Jornal Estado de Minas

GUERRA NA EUROPA

EUA veem crimes, e Otan reforça tropas


 

Todos os dias, Svitlana Vodolaga – porta-voz dos Serviços de Emergência do Estado da Ucrânia – registra ataques indiscriminados a civis, em Kiev. “Vejo com os meus próprios olhos os incêndios e os prédios destruídos pelo bombardeio inimigo. Vejo os rostos de pessoas que perderam conhecidos e familiares. Gente que perdeu suas casas e ficou sem nada”, afirmou ao Estado de Minas a bombeira de 47 anos. Desde o início da guerra, ela fotografa e filma os corpos e a devastação. “Espero que esses documentos ajudem a punir os culpados.” Pela primeira vez, os Estados Unidos acusaram a Rússia de crimes de guerra. “Hoje posso anunciar que, com a informação atualmente disponível, o governo dos EUA determina que membros das forças russas cometeram crimes de guerra”, afirmou o secretário de Estado norte-americano, Antony Blinken. Com os civis na linha de fogo e o confronto cada vez mais distante de uma solução diplomática, a Organização do Tratado do Atlântico Norte (Otan) anunciou o envio de forças de combate extras no flanco Leste da Europa – grupos táticos serão enviados para Bulgária, Hungria, Romênia e Eslováquia.





No marco do primeiro mês da guerra, a Otan realiza, hoje, uma cúpula de líderes para debater uma resposta à Rússia. O encontro contará com a presença do presidente dos EUA, Joe Biden, que desembarcou ontem à noite na capital da Bélgica. Durante a reunião, o líder ucraniano, Volodymyr Zelensky, fará um pronunciamento por meio de videoconferência. “O presidente (Vladimir) Putin e sua brutal invasão à Ucrânia provocam mortes e destruição todos os dias. Nossos aliados estão unidos em apoio ao corajoso povo da Ucrânia. Putin deve pôr fim à guerra, permitir a entrada de ajuda humanitária e a saída de civis, e se engajar com a diplomacia real”, declarou o secretário-geral da Otan, Jens Stoltenberg, ao afirmar que 100 mil soldados norte-americanos estão posicionados na Europa e outros 40 mil militares da aliança mantêm prontidão no Leste do continente.

“Na cúpula de amanhã (hoje), espero que os líderes concordem com o reforço da Otan em todas as frentes. (...) O primeiro passo será o deslocamento de quatro novos grupos de combate para Bulgária, Hungria, Romênia e Eslováquia. (...) Isso significa que teremos oito grupos de combate ao longo do flanco Leste, do Mar Báltico ao Mar Negro”, comentou Stoltenberg. Ele reiterou que a Otan tem o direito à autodefesa, respaldado pela Carta da União Europeia. Ainda segundo o secretário-geral, a Otan precisa atuar com responsabilidade para impedir que a guerra se espalhe para além da Ucrânia e se transforme em um conflito entre a aliança e a Rússia.
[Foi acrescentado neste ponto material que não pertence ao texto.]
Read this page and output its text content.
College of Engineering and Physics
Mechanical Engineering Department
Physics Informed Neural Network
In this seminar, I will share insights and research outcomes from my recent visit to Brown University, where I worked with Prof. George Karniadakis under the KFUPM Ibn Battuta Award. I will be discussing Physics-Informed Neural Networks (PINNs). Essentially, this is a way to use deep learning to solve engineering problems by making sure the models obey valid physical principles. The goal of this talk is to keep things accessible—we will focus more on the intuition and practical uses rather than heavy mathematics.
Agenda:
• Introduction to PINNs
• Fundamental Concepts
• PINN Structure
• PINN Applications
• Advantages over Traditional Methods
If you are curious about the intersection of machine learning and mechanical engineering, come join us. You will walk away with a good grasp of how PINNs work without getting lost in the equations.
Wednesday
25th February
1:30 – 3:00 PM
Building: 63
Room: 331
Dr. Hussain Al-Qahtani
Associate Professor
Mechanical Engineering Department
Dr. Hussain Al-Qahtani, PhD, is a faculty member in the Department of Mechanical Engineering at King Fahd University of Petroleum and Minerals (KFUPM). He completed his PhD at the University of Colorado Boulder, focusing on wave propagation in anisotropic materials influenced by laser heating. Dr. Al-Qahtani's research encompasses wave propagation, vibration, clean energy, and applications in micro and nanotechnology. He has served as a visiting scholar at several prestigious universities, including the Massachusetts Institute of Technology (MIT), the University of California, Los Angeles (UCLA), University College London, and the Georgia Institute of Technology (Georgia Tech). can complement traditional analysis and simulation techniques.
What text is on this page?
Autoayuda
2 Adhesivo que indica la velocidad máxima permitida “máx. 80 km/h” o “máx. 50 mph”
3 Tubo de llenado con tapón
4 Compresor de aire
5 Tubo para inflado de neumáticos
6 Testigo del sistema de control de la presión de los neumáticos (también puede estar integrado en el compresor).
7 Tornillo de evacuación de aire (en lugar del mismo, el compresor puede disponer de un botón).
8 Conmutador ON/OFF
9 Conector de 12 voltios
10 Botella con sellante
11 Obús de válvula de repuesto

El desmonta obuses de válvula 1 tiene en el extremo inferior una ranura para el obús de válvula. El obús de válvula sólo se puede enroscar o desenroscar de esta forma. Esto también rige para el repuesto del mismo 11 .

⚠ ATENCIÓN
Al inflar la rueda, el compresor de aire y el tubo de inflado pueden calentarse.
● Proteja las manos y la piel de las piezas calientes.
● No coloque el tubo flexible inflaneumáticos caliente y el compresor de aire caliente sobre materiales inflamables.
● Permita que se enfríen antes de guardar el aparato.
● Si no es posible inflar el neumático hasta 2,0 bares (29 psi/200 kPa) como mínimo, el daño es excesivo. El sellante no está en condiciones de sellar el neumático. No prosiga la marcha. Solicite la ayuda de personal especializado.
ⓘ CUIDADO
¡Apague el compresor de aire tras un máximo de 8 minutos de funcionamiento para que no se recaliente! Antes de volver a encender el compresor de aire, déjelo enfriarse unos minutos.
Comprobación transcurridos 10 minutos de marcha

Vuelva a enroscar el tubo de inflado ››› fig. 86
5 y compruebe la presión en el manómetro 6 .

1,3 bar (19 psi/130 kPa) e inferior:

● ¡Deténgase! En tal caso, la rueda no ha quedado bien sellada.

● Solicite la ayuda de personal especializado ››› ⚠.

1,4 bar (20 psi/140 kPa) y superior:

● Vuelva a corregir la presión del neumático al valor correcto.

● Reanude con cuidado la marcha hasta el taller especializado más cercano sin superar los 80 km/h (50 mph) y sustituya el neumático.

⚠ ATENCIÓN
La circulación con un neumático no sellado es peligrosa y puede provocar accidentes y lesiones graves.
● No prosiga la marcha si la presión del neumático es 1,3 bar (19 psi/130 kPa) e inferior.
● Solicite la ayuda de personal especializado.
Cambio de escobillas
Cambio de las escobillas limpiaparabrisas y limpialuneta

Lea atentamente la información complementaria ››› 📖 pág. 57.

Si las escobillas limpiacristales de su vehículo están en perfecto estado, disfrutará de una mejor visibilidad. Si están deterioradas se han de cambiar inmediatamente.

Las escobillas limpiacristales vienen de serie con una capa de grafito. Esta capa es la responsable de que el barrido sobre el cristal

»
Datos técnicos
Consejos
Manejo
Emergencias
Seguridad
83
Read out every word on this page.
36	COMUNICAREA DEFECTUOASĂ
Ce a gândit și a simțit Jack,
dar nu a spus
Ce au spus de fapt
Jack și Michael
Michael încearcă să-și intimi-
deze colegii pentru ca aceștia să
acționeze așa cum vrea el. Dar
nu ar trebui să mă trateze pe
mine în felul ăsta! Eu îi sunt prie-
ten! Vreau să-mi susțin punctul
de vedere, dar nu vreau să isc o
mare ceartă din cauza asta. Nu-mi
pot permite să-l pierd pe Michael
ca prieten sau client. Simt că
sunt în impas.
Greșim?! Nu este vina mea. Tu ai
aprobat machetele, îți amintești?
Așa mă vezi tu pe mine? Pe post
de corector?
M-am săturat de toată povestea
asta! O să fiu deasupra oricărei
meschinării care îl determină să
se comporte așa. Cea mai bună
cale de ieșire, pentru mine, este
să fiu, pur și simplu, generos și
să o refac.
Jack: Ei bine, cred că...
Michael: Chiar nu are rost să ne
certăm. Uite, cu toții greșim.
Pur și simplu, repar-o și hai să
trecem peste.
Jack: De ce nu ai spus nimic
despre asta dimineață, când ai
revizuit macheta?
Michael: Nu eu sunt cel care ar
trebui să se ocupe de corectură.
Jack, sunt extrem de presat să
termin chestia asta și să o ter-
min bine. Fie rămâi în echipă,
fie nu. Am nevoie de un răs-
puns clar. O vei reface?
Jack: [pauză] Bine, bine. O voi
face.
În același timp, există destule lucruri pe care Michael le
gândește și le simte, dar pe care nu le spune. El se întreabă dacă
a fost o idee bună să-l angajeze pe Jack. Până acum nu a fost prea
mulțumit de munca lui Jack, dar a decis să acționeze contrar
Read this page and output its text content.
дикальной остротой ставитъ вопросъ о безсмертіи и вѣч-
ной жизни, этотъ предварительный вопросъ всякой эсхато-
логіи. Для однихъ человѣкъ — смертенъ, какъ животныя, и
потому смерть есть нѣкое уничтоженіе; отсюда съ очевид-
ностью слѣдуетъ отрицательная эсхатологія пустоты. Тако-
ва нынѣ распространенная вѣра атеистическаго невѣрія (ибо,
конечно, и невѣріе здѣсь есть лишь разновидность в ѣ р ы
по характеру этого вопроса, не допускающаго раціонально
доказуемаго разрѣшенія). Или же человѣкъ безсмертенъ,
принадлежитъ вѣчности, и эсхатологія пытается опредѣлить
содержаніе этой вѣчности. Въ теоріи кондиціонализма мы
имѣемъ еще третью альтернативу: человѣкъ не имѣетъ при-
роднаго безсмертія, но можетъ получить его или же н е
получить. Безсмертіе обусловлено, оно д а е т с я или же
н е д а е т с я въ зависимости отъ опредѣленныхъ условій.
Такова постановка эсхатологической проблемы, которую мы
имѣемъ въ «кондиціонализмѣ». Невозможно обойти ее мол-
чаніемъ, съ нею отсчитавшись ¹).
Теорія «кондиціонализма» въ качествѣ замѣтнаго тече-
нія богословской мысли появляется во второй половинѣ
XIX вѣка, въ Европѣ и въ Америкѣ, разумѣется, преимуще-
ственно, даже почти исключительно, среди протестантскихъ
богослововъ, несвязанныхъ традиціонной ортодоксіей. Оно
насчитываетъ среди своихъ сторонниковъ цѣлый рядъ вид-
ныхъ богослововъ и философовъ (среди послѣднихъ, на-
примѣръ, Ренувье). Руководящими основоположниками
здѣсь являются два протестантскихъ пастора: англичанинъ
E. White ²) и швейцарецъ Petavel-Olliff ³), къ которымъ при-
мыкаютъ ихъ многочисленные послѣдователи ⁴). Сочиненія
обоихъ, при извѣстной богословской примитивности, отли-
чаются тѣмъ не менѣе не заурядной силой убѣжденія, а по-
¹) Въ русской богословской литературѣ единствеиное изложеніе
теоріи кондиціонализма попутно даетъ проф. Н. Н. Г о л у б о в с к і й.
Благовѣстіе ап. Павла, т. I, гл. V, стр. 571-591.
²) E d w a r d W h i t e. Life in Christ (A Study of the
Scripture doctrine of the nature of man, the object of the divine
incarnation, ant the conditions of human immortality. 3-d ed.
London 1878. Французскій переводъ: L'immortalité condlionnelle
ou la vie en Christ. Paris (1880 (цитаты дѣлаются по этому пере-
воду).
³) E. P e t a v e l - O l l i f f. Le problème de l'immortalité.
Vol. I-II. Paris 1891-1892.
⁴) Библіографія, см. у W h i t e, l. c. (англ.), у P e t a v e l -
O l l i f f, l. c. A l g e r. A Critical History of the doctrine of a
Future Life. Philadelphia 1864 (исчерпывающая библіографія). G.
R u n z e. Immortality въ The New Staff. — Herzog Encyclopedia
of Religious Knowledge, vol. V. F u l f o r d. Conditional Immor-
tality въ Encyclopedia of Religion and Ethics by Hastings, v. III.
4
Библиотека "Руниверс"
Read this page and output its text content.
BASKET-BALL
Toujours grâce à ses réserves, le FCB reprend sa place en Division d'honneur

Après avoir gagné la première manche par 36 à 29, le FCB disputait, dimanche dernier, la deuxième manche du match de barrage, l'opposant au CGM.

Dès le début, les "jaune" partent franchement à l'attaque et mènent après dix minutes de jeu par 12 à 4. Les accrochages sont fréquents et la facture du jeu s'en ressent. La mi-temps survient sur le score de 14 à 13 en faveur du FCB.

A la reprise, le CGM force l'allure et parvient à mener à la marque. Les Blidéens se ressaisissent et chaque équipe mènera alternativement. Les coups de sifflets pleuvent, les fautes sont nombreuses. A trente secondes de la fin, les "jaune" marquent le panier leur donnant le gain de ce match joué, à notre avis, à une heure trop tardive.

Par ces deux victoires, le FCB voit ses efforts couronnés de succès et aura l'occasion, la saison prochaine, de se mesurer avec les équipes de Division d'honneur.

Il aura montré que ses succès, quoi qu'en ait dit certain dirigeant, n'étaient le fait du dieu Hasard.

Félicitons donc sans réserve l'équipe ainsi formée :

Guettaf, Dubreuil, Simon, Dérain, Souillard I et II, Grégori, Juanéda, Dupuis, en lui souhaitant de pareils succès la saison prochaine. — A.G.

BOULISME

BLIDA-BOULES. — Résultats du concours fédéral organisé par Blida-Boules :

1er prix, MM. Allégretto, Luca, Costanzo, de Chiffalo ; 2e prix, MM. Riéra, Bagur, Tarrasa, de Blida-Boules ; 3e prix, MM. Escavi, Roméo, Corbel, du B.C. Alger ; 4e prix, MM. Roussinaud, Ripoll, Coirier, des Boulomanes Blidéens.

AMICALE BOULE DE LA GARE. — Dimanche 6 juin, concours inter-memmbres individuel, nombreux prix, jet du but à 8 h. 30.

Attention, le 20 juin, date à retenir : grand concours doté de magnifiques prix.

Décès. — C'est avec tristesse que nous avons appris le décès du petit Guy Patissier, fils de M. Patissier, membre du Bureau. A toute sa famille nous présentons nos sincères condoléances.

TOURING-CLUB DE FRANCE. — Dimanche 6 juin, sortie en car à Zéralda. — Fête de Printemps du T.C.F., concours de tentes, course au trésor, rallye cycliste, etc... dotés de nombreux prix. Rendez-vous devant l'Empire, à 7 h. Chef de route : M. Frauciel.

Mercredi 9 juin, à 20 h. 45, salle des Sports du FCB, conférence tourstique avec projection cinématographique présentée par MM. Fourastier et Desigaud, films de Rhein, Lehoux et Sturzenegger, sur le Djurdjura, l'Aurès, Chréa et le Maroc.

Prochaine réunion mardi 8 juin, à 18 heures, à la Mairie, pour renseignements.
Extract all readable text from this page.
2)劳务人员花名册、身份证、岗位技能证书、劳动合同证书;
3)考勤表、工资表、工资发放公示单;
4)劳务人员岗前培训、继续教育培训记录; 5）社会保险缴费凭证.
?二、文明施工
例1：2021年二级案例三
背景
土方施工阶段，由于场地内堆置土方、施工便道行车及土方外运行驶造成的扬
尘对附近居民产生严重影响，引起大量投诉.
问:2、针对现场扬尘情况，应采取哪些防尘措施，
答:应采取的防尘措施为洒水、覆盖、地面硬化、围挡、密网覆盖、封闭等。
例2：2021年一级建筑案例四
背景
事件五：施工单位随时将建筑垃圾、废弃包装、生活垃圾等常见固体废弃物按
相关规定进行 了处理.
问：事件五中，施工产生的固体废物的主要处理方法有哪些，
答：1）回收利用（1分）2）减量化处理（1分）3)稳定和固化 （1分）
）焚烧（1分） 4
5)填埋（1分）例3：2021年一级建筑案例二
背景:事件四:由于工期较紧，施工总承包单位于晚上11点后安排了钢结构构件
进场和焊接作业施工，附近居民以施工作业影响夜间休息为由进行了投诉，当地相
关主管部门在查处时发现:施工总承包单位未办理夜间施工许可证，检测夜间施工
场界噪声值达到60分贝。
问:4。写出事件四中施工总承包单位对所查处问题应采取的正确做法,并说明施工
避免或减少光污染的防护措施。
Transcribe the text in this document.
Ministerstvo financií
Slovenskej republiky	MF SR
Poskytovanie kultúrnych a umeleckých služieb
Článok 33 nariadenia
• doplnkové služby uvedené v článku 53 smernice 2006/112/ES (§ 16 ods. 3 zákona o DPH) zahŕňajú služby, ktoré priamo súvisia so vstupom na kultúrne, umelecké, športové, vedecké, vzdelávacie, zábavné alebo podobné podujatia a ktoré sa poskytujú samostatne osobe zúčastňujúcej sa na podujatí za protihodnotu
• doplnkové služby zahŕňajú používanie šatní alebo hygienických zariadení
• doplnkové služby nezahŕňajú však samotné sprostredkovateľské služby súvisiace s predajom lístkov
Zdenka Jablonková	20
Para Artem Oliinyk, diretor do Instituto para Relações de Governo (em Kiev), a Otan se encontra em uma situação delicada. “Os russos atraíram Belarus para o conflito e ameaçam envolver outros países-membros da CSTO (Organização do Tratado de Segurança Coletiva, formada por Armênia, Cazaquistão, Quirguistão, Rússia, Tajiquistão, Uzbequistão, Azerbaijão, Geórgia e o próprio Belarus). Nesse sentido, as exigências de Putin para que a Otan retorne às fronteiras de 1997 são um ato de agressão contra a aliança ocidental, o qual está em marcha na Ucrânia”, explicou ao EM. “Moscou declarou abertamente que reagirá duramente aos comboios de armas enviados pelo Ocidente e a uma eventual missão de forças de paz da Otan. Devemos nos preparar para provocações nas fronteiras da Otan, com o aumento atípico de atividade militar e ataques híbridos à cadeia de suprimentos”, advertiu.





Oliinyk acredita que, em caso de uma agressão militar, os primeiros alvos da Rússia seriam bases militares, quartéis-generais de comando e pistas de pouso no Centro e no Leste da Europa. Ele disse que Moscou tem dados precisos sobre a localização das tropas dos EUA e da Otan. “A situação é desfavorável, mas os europeus devem estar preparados para contra-atacar. Trata-se da segurança de todo o continente”, acrescentou o ucraniano. Apesar de reconhecer que a Rússia não dispõe de meios técnicos para lançar uma guerra contra a Otan, Oliinyk não descarta que Putin lance mão de armas nucleares táticas. Também ontem, o Reino Unido anunciou o envio de mais 6 mil mísseis defensivos à Ucrânia.

Violações

Ontem, bombardeios russos atingiram casas residenciais em Shevchenkivskyi, em Kiev. Mais uma vez, Svitlana documentou a devastação. “Nesse incidente, felizmente, ninguém morreu. Uma pessoa ficou ferida”, relatou. “O crime de guerra mais chocante para mim envolveu a morte de crianças e de mulheres, em 1º de março. Foram queimadas vivas, quando os russos bombardearam a torre de TV, em Kiev. Uma família inteira foi incendiada – um casal e os dois filhos.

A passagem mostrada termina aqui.